Закончили работу поздно. Старик, вздохнув, сказал:
— Завтра испытаешь, а сейчас по домам, хоть бы такси поймать.
Николай Иваныч, оставшись один, зорко оглядел сварку — с трудом обнаружил следы шва. На душе полегчало…
Он шагал по вечернему цеху, прислушиваясь к мерному гулу станков, наметанным глазом охватывал поблескивающие в ящиках горки деталей — вторая смена в разгаре. Думал о том, что еще покажет завтрашнее испытание. Но, что бы ни показало, придется сделать еще один образец — дубль не помешает, и, значит, им с Русловым придется опять поморочиться.
В
бытовке он увидел какого-то парня, дремавшего в углу. Сашка? Он подошел, постоял немного, переминаясь, глядя на парня; от ресниц на худые скулы легли тени, волосы копной свисали на глаза.— Чего домой не идешь?
— Мать жду, — буркнул Сашка, не открывая глаз.
«Мать у него сверловщица, наверное, и без Сашки домой дорогу бы нашла, — подумал Поликарпов. — Но каков норов! Сам напортачил, и сам еще дуется, надо же…» Он присел рядом, сам не зная зачем, вытянул ноги. За день прямо гудели от беготни. Не хотелось ему садиться, и говорить не о чем — устал…
— Мать, значит, а я думал — девушку. Есть, поди?..
— Нет, поди… Пока нет.
Смотри, еще огрызается. Он скосил на Сашку глаза.
— И не будет в ближайшее время.
— Это почему? — вскинулся Сашка.
— Патлы эти портят тебя.
— Да? Может, еще общественное мнение организуете, на собрание вытащите?
— Может, и вытащим, среди людей живешь. Считаться надо.
— Поздновато взялись. Давно все носят. Телевизор смотрите!
Поликарпов рассмеялся, уж больно забавно выглядел рассерженный Сашка, точно встрепанный петух после дождя.
— Чудак, в самом деле не идет тебе грива! Понимаешь, редка, смотреть не на что. Мне вот кепка не идет, я в ней как кастрюля с крышкой. Потому шляпу ношу. Вкус надо иметь… Ну ладно, как знаешь, пошел я…
Сашка сделал невольное движение, словно бы тоже порываясь подняться, но лишь насупился, оставаясь на месте.
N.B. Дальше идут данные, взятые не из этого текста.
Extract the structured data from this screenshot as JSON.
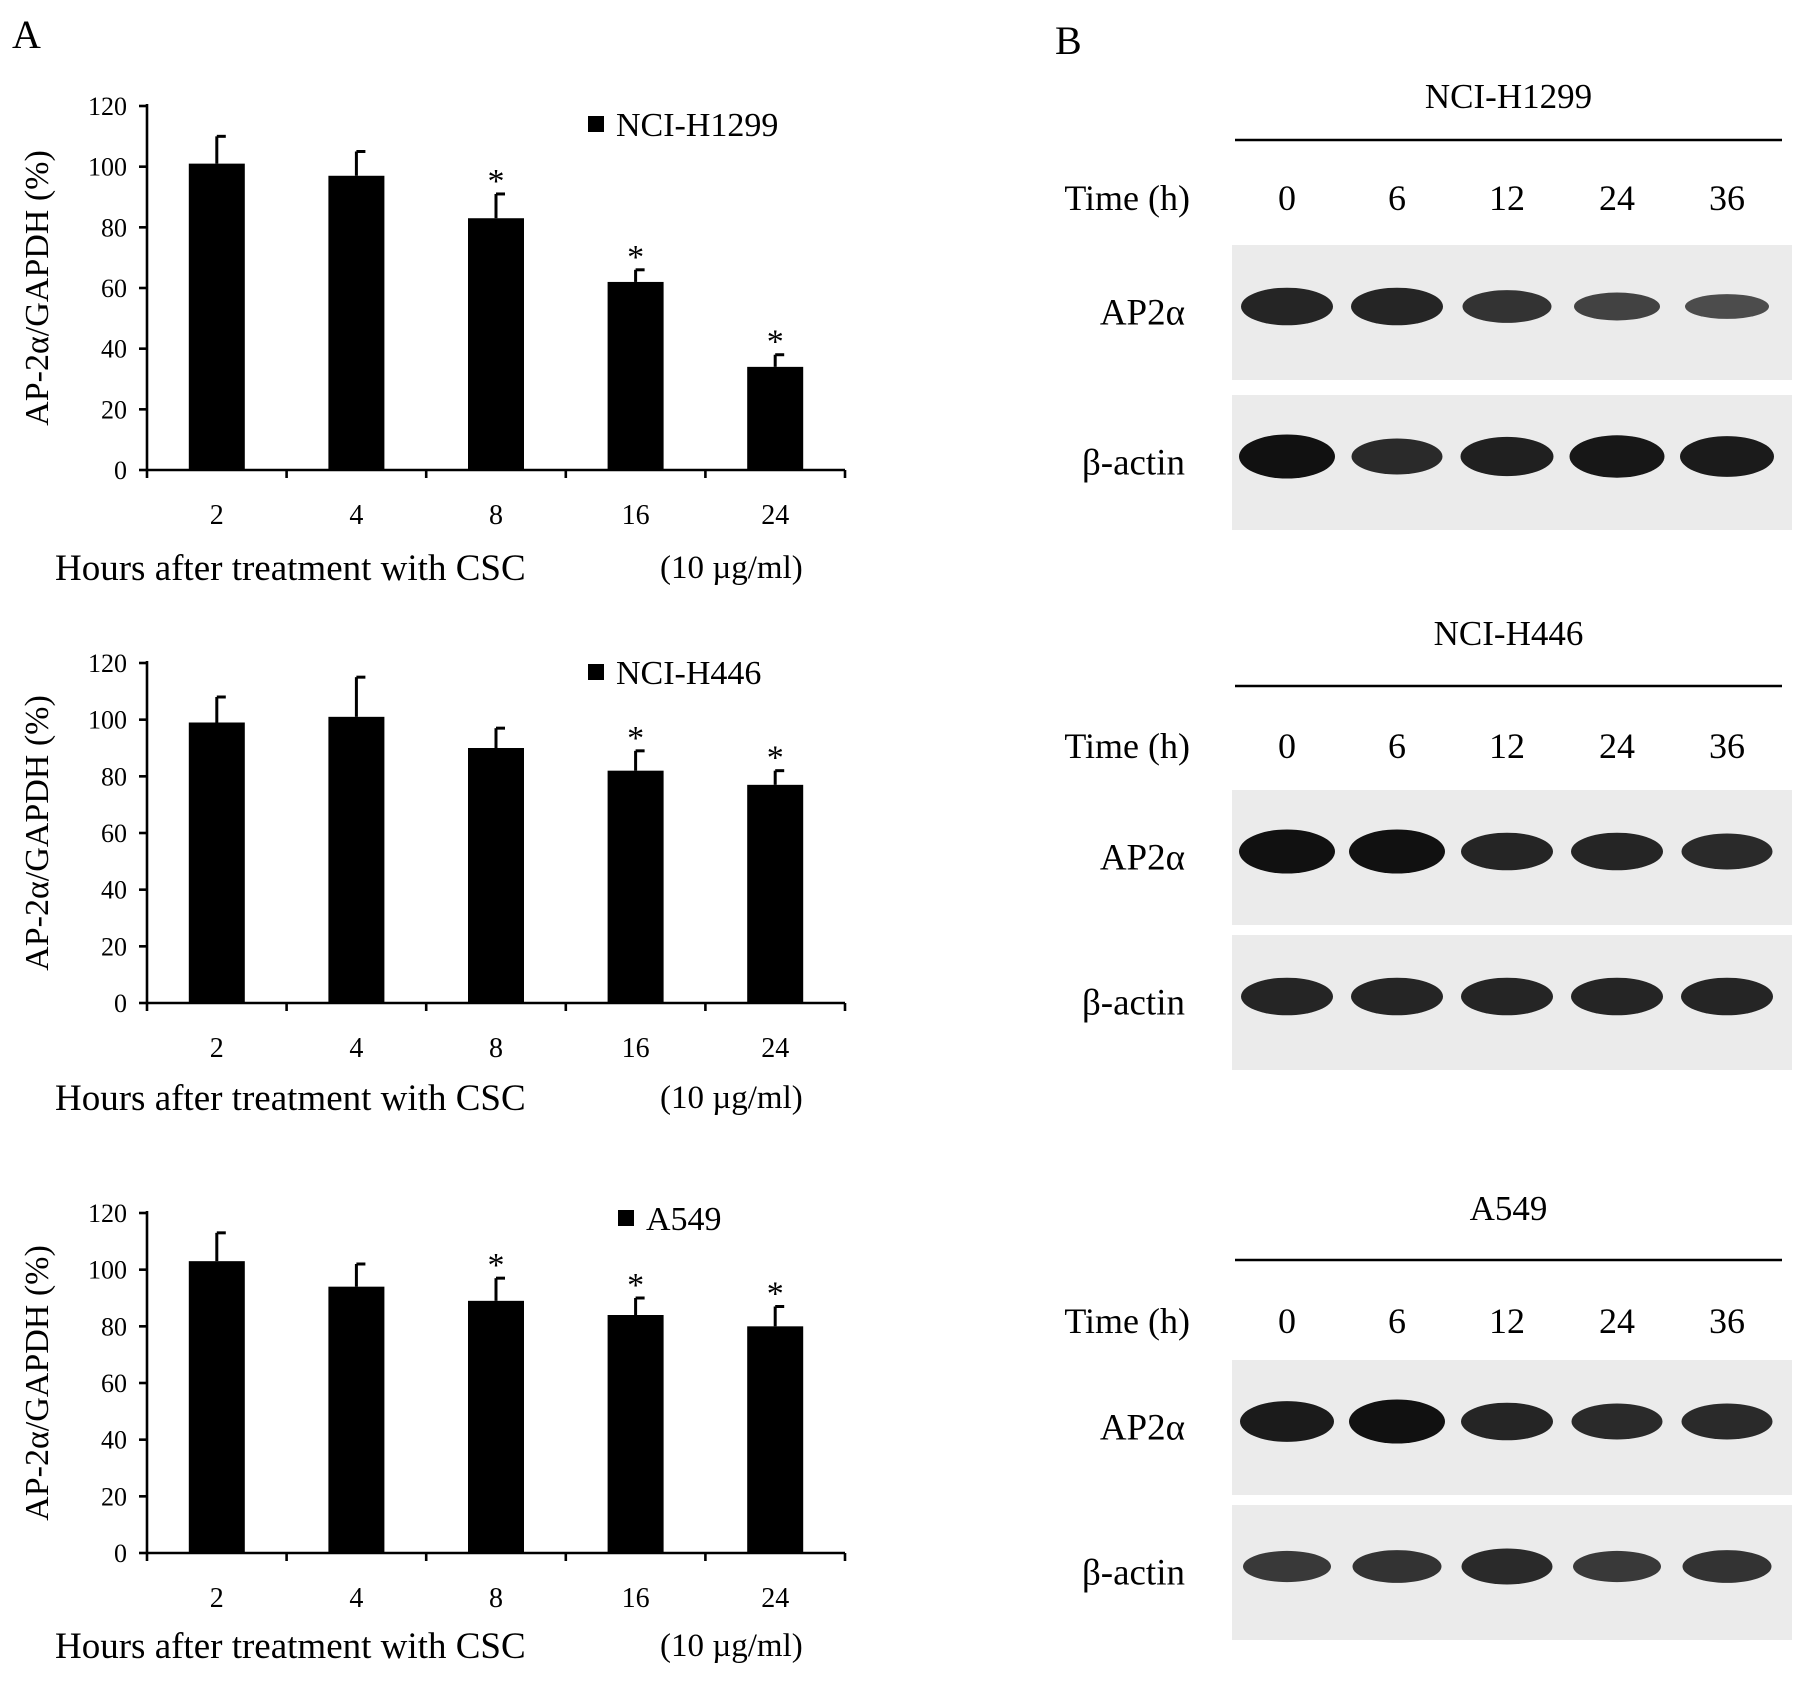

И Николай Иваныч только сейчас сообразил — никакой матери Сашка не ждет, она у него в первой смене, давно дома.
«Меня, что ли, он ждал?»
Остановился, спросил:
— У тебя ко мне дело — говори, не жмись. Ну ладно, я тебе одно скажу. Носи свои патлы, можешь хоть копну на голове пристроить — «как у всех». Но и работай, как все. Не нагораживай мне брака. Надо все-таки считаться с людьми. Год трудный, пятилетку жмем до срока! Что? Лозунгами кидаюсь? Это все руками людскими делается, а ты всех подводишь. Будет еще трудней — новые корпуса осваивать…
— А если обрыдло…
— Что?
— Одно и то же фрезеровать. Надоедает. Всю неделю одно и то же, вроде манной каши…
У Поликарпова даже дыхание прихватило — он тяжело взглянул на Сашку, отвернулся и пошел.
Дома, уже засыпая, спросил жену:
— Что-то Маринки не видно. В кино, что ли?
— У себя, заперлась… У них, видите ли, все девчонки в клетчатых юбках, а у ней нету… И сразу в слезы — слова поперек не скажи. Надо же! Я ей наподдала, отец, говорю, придет — еще добавит.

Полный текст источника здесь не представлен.